WERTHEIMER: Now, during the course of the early part of the book, Luz does tell us some facts. Her sister is in intensive care, her mother is missing, her father has been arrested. We don't get details at first but then she starts to turn over the cards and each card prompts a part of the story. Could you read from the chapter called "La Botella." It's a story that Luz writes about her father and the bottle, which is, obviously, a bottle of booze looking at the picture.

ZAMBRANO: Sure. I'd love to. (Reading) When he wasn't looking, I used to look at the label and see if there was a face in it next to papi's. There were those nights when his eyes would get bloodshot and I'd want to drink with him - not a lot, just a sip, so I could see what it was like to become him, to be someone else and to knock things over without caring. I didn't want to hit anyone or hurt anyone; I just wanted to know where it came from, to figure out why he did what he did because it wasn't coming from him. It was coming from that man in the bottle, Don Pedro. He'd get inside papi's head and in his blood and shake him until he turned into someone else.

WERTHEIMER: Her father seems to be very important to her. She writes a lot about him.

ZAMBRANO: She does. I think it's a complicated relationship that she has with her father because, of course, she's a witness and victim of his abuse, but at the same time, she sees his circumstances and she empathizes with how hard it's been for him to move to America and to try to make a better life, not only for himself but for his family.

WERTHEIMER: Let me ask you about the voice of Luz. She pretty much accepts her life and her family, and no matter what happens she loves them, despite all of the disasters. She doesn't seem to be particularly tragic. She seems to be a kind of matter-of-fact little girl. I mean, where did you find the voice of Luz?

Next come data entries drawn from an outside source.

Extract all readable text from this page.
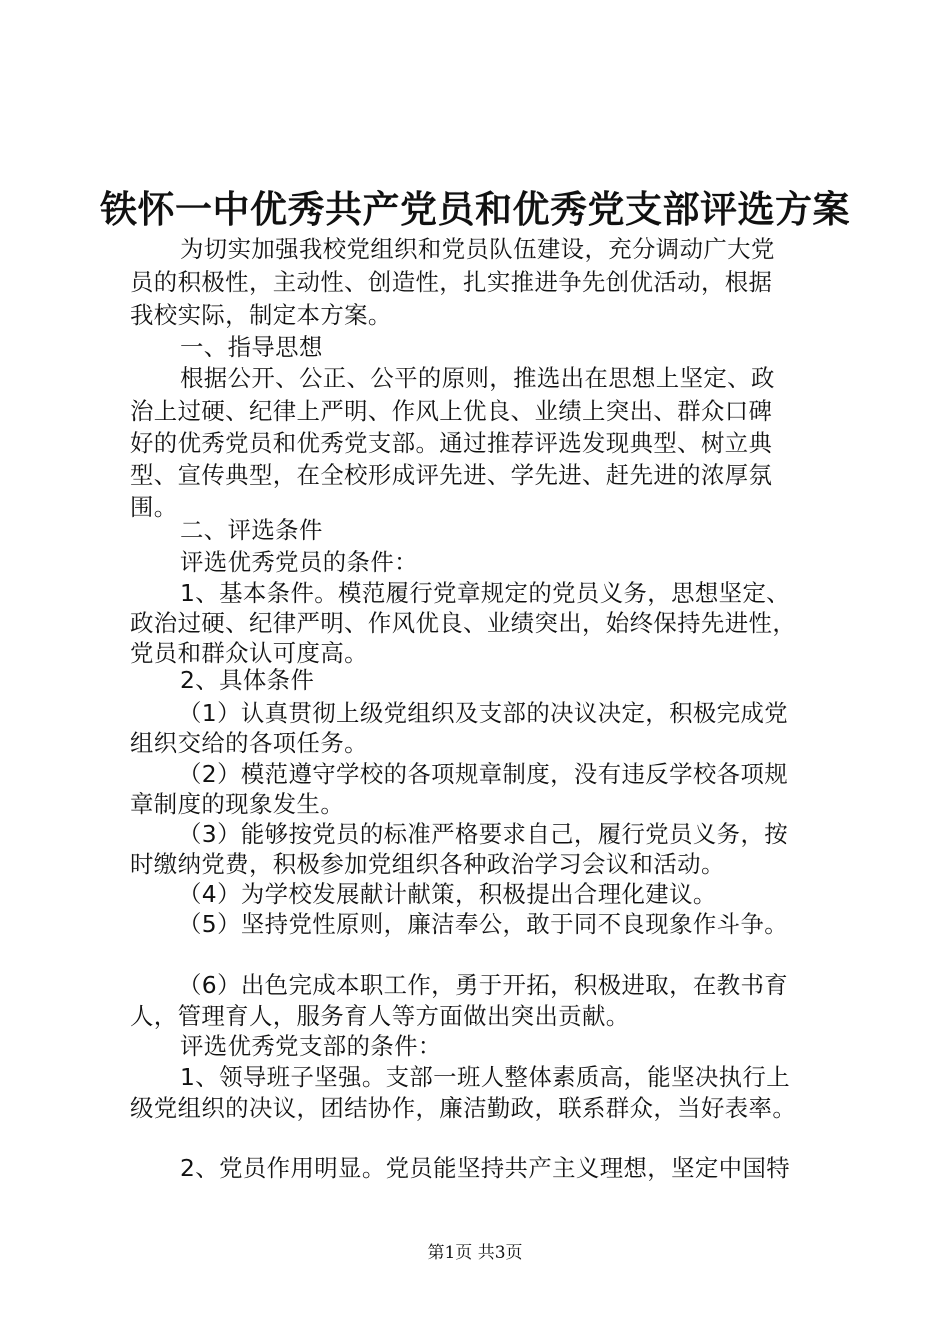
铁怀一中优秀共产党员和优秀党支部评选方案
为切实加强我校党组织和党员队伍建设，充分调动广大党
员的积极性，主动性、创造性，扎实推进争先创优活动，根据
我校实际，制定本方案。
一、指导思想
根据公开、公正、公平的原则，推选出在思想上坚定、政
治上过硬、纪律上严明、作风上优良、业绩上突出、群众口碑
好的优秀党员和优秀党支部。通过推荐评选发现典型、树立典
型、宣传典型，在全校形成评先进、学先进、赶先进的浓厚氛
围。
二、评选条件
评选优秀党员的条件：
1、基本条件。模范履行党章规定的党员义务，思想坚定、
政治过硬、纪律严明、作风优良、业绩突出，始终保持先进性，
党员和群众认可度高。
2、具体条件
（1）认真贯彻上级党组织及支部的决议决定，积极完成党
组织交给的各项任务。
（2）模范遵守学校的各项规章制度，没有违反学校各项规
章制度的现象发生。
（3）能够按党员的标准严格要求自己，履行党员义务，按
时缴纳党费，积极参加党组织各种政治学习会议和活动。
（4）为学校发展献计献策，积极提出合理化建议。
（5）坚持党性原则，廉洁奉公，敢于同不良现象作斗争。
（6）出色完成本职工作，勇于开拓，积极进取，在教书育
人，管理育人，服务育人等方面做出突出贡献。
评选优秀党支部的条件：
1、领导班子坚强。支部一班人整体素质高，能坚决执行上
级党组织的决议，团结协作，廉洁勤政，联系群众，当好表率。
2、党员作用明显。党员能坚持共产主义理想，坚定中国特
第1页 共3页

ZAMBRANO: I mean, there's a lot of who I was as a young boy in Luz in terms of questioning God and also my questions on identity, whether I was American or whether I was Mexican. But then there was something in the terms of, like, I've never been in an abusive family and I can't really comprehend what it would really be like. But I tried to take on and empathize with her so much that I think when her voice arrived, from that moment onwards I was just sort of tuning into her voice.

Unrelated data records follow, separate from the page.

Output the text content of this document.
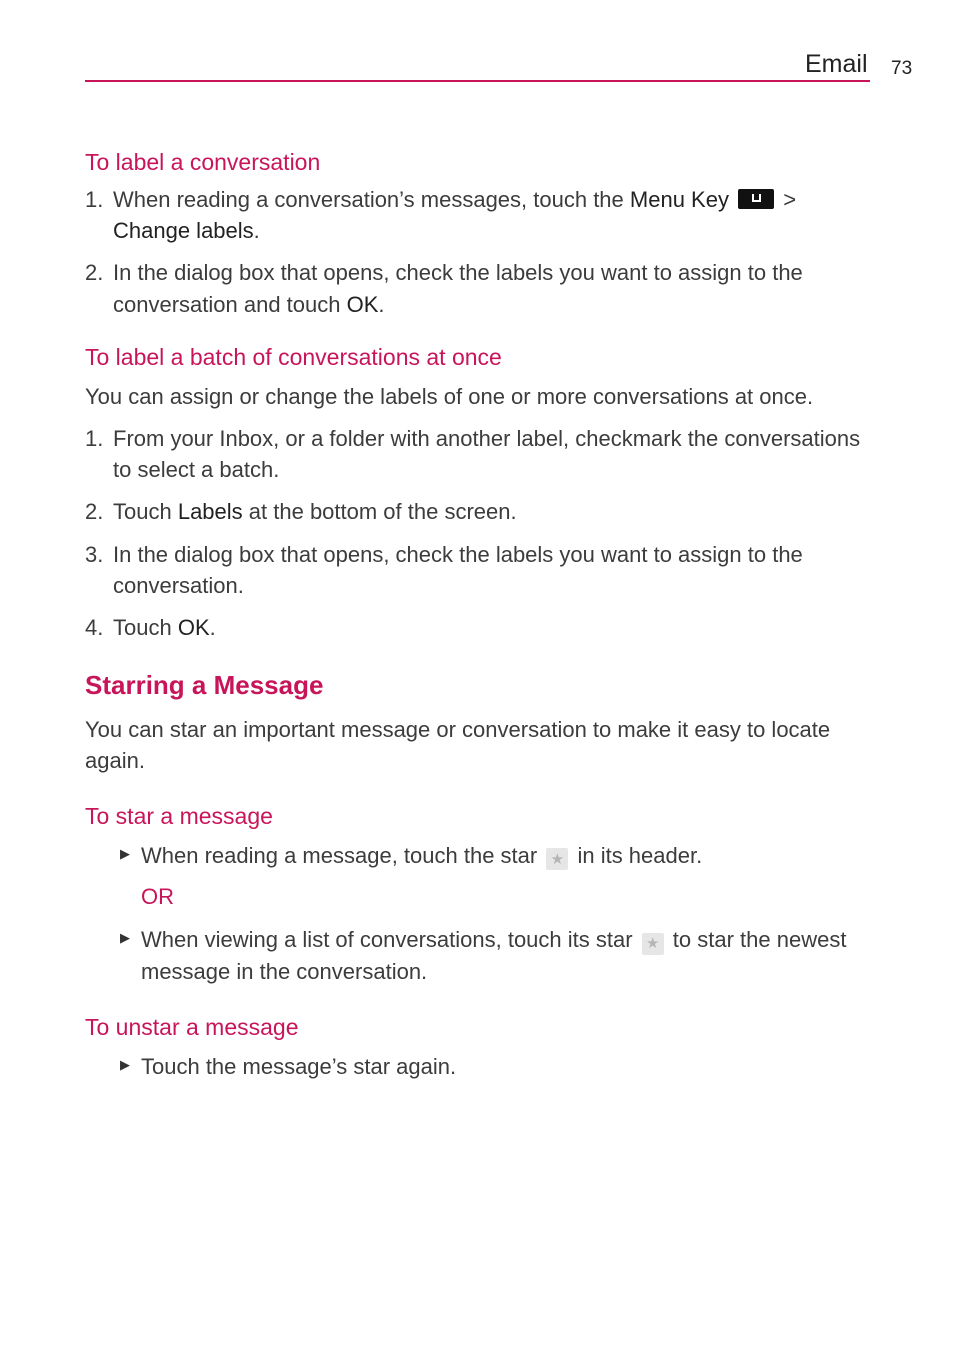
Email 73
To label a conversation
1. When reading a conversation’s messages, touch the Menu Key  > Change labels.
2. In the dialog box that opens, check the labels you want to assign to the conversation and touch OK.
To label a batch of conversations at once

You can assign or change the labels of one or more conversations at once.

1. From your Inbox, or a folder with another label, checkmark the conversations to select a batch.
2. Touch Labels at the bottom of the screen.
3. In the dialog box that opens, check the labels you want to assign to the conversation.
4. Touch OK.
Starring a Message

You can star an important message or conversation to make it easy to locate again.

To star a message
▶ When reading a message, touch the star ★ in its header.

OR

▶ When viewing a list of conversations, touch its star ★ to star the newest message in the conversation.
To unstar a message
▶ Touch the message’s star again.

WERTHEIMER: The thing that, I mean, obviously, as you proceed through the deck and she proceeds through the stories, she eventually tells us just about everything. It is a dramatic and really kind of terrifying chronicle that Luz writes here. I don't think we want to tell the whole story but I'd like a little bit more of your story, which is one of the things I wondered about was this transition from ballet dancer to novelist. How did that happen?

ZAMBRANO: I am still trying to answer that question. I started dancing when I was 11 years old and I was so passionate about it. And it went really well. But I think I went so fast through that career that I crashed, and so I quit. And I had no idea what in the world I was going to do. And I started taking classes of literature and I fell in love. 'Cause I'd always had a creative itch. You know, from the dancing, I wanted to be a choreographer, and I was a choreographer. But to be a choreographer, your instruments are people and you have to be very sensitive to them and it's a completely different dynamic. And so finally I had found something where I could, in a sense, choreograph a ballet but on the page and I could move them around. You know, the words and sentences are like phrases of dance movement. But I won't ever dance again, that's for sure. It would be way too painful and I'm happy with the idea that dancing was my youth but now I'm spending my time writing.

WERTHEIMER: Mario Alberto Zambrano is the author of "Loteria." He joined us from the studios of the Maine Public Broadcasting Network in Bangor. Thank you very much.